Glad to hear it. It honestly doesn’t have to be a massive deal. I hope the conversation goes well.

EasyTouch · 26/09/2025 14:15

What is it with non ethnic Brits that has too many of them thinking that bathing four times a week is appropriate, especially if they are in a relationship?
As for the thought that bathing/ showering twice daily is too much...no wonder the Aussies denigrate the washing habits of too many Brits.
I'm glad that I come from a heritage culture where telling somebody to bathe because they smell frownzy is ultimately seen as an act of love.

I cannot believe the amount of women on Mumsnet who are fucking and sucking men who do not think that they are good enough to be clean for.

I had to come to Mumsnet to know that there are grown women in long term marriages that wake up to skid marks on their sheets because their husbands do not wash their tails/ gooches.

Too many on here will ignore the lack of basic home training in order to have a man.
" Because I love him" don't cut no mustard when a man does not show basic respect for himself or others.

Everyonceinawhile · 26/09/2025 14:19

toodleoothen · 26/09/2025 10:51

I shower daily, sometimes twice a day (if I've been to the gym in the evening). Use nice natural products - I like to and do smell peachy! My DP not so much. He showers when he's exercised (which is several times a week, thankfully) or when he thinks he's sweaty or grimy. He isn't smelly as such, but I would like him to shower daily because:

  • I have a very sensitive nose, and I can sniff BO across a room
  • I like clean sheets, wash, iron and change them weekly, and he sleeps in his underwear (or less) so the sheets do absorb BO and even a whiff of BO on the sheets bothers me
  • I like curling up with my head on his shoulder and sometimes my hair absorbs a whiff of BO too, which then keeps coming back to me the next day!

To be clear, he doesn't smell vile at all, and it is just a whiff or two of BO, but it would be easily taken care of if he showers daily. He is a sweetheart and we get along really well so please don't be unkind about him, he's one of the good uns (and I know because I've been in toxic relationships before, albeit with guys who showered daily!).

We don't live together but spend 2-3 nights a week together. So, AIBU to request and expect him to shower daily (when we are together)?

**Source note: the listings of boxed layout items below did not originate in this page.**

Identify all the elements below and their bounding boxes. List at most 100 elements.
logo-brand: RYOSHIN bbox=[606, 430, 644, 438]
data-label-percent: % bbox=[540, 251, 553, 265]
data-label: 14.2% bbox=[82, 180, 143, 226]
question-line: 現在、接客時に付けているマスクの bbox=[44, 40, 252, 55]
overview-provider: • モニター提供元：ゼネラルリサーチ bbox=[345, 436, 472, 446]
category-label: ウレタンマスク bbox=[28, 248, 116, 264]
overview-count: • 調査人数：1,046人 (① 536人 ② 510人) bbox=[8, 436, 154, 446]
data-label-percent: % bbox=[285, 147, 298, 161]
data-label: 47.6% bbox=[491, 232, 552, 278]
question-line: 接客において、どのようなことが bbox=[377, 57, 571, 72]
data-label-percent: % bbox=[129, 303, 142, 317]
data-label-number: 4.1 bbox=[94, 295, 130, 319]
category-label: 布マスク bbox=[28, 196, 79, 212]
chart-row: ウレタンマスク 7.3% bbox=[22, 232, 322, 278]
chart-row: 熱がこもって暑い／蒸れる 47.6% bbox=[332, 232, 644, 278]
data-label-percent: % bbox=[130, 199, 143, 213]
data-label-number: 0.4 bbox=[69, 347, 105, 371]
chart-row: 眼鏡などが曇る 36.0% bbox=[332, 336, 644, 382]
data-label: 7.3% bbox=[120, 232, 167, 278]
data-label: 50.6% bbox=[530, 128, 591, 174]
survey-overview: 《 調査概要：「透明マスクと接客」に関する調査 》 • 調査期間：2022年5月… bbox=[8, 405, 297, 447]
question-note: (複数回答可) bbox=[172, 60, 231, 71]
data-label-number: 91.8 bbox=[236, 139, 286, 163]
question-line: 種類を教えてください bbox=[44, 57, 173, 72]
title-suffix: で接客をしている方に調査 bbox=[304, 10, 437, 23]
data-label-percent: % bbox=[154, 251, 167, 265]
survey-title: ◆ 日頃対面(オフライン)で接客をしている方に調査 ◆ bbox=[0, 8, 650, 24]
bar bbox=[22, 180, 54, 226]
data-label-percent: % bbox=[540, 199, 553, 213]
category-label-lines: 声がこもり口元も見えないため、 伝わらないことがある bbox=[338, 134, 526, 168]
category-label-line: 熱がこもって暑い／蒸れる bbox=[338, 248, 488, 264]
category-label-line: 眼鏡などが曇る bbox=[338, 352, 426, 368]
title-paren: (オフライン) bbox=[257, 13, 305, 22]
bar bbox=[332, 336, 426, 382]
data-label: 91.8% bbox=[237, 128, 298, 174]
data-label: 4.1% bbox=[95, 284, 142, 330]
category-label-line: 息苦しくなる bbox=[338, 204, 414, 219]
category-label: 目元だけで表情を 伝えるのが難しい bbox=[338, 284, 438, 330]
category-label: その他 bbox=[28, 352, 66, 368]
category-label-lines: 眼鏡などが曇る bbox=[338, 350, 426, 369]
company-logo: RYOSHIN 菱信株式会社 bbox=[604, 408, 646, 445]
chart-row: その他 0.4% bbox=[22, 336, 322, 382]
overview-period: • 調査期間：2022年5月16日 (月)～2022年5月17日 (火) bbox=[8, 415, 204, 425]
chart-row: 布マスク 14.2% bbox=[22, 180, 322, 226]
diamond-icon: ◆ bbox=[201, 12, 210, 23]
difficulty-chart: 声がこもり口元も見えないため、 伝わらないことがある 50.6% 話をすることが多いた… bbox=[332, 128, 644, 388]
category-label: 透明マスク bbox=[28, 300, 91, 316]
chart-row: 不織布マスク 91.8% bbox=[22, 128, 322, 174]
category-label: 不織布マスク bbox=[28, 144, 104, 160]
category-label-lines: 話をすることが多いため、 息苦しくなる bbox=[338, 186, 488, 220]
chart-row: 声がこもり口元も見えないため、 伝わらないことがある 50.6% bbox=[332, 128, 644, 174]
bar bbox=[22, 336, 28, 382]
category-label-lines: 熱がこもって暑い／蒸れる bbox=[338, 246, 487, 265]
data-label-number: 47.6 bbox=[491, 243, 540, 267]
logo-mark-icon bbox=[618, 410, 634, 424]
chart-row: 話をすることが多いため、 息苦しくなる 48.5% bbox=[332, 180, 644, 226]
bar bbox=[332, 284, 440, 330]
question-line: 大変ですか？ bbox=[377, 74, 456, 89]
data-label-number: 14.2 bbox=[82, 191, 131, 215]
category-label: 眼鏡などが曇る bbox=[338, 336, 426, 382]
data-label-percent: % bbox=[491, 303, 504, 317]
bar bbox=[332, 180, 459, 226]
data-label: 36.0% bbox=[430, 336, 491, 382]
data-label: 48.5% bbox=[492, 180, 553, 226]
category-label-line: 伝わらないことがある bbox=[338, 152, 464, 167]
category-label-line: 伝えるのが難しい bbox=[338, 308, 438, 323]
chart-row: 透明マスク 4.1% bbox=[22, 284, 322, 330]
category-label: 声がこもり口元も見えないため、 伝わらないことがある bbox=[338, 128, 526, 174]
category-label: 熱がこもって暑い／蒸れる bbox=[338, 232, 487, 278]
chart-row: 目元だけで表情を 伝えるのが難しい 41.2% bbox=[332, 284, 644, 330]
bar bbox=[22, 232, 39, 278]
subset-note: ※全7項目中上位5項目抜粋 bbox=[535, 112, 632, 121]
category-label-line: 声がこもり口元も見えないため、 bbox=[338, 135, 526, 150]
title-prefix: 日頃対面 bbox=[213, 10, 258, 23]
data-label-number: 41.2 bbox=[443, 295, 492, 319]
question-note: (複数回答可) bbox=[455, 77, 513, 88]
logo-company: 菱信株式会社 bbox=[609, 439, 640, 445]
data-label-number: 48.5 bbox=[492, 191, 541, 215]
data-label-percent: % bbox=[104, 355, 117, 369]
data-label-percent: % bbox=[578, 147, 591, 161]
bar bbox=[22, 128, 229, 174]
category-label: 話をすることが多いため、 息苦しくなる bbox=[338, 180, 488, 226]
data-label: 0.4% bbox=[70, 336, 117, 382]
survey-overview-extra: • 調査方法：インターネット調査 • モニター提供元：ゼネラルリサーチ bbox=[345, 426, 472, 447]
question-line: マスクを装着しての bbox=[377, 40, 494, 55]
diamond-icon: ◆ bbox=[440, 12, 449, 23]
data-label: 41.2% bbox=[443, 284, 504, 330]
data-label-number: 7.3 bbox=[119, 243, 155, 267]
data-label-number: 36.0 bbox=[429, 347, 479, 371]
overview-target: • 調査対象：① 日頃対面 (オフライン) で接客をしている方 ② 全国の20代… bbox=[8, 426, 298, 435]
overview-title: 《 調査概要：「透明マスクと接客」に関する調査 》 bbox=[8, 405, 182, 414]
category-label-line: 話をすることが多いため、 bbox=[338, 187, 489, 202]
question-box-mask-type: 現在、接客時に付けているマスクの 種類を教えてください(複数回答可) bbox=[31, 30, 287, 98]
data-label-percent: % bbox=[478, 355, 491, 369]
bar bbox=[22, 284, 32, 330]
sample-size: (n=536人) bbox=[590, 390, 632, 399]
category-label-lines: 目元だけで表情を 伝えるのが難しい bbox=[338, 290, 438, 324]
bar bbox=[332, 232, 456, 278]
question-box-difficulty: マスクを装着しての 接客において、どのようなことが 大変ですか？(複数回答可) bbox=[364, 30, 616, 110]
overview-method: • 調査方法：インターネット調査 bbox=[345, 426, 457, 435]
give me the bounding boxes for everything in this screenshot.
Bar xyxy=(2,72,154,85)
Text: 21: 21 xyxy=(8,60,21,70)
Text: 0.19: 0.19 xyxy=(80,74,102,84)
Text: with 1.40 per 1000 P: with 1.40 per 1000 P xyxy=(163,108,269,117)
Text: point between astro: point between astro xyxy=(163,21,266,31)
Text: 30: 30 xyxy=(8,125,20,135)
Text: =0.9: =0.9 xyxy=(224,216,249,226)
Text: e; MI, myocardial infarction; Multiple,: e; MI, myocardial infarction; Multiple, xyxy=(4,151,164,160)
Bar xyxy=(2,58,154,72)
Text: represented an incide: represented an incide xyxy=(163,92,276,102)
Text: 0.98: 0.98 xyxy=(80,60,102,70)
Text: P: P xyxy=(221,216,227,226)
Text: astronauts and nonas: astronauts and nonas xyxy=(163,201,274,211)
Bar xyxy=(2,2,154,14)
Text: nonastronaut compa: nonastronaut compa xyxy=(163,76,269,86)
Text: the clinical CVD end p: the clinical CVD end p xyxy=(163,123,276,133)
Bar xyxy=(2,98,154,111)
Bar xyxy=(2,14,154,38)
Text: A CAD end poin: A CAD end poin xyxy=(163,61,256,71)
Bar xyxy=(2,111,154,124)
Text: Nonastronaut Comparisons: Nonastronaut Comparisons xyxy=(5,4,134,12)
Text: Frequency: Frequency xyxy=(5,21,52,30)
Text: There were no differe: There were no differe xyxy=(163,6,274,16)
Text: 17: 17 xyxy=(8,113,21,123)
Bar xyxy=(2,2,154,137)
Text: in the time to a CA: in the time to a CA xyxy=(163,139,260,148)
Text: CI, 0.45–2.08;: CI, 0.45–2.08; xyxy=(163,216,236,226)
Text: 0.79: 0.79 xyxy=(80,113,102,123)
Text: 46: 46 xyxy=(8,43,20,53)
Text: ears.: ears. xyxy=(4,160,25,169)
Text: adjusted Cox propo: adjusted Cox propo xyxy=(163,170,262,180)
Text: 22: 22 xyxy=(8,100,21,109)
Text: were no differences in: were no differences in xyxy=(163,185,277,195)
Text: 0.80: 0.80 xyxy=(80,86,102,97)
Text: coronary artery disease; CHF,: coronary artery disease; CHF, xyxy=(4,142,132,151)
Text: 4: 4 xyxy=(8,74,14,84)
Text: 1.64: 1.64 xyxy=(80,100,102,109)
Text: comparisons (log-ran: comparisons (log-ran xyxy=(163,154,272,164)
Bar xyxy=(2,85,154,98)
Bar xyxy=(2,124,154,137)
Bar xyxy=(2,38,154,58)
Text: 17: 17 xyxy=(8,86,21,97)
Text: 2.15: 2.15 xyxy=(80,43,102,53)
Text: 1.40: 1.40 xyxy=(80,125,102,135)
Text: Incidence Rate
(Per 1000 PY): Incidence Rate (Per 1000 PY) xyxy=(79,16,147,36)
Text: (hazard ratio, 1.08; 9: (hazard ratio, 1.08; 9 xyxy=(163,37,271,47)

If he exercises several times a week and showers after exercise then I think that’s adequate when he was single but when you are in a relationship I really think you should be showering daily as you are up close and personal and intimate with that person…..not sure how you would broach this with him though

toodleoothen · 26/09/2025 14:20

EasyTouch · 26/09/2025 14:15

What is it with non ethnic Brits that has too many of them thinking that bathing four times a week is appropriate, especially if they are in a relationship?
As for the thought that bathing/ showering twice daily is too much...no wonder the Aussies denigrate the washing habits of too many Brits.
I'm glad that I come from a heritage culture where telling somebody to bathe because they smell frownzy is ultimately seen as an act of love.

I cannot believe the amount of women on Mumsnet who are fucking and sucking men who do not think that they are good enough to be clean for.

I had to come to Mumsnet to know that there are grown women in long term marriages that wake up to skid marks on their sheets because their husbands do not wash their tails/ gooches.

Too many on here will ignore the lack of basic home training in order to have a man.
" Because I love him" don't cut no mustard when a man does not show basic respect for himself or others.

Just to point out that 51% of folks have actually voted that I'm being unreasonable 😅. It's neck to neck! Since I plan on showing my DP this post tonight, can I please shamelessly canvas some votes to tip things in my favor!!!

OP posts:
FeralWoman · 26/09/2025 14:24

@toodleoothen Tell him that you might be inclined to go near him more if he’s clean. A freshly showered man smells much nicer than a showered two days ago man. Get him to help change your bedsheets as he’s leaving and remind him that he made them smell gross with his dirty pits.

Sal17690 · 26/09/2025 14:24

Are there really people getting intimate when your / your partner's genitals haven't been washed in the last day?!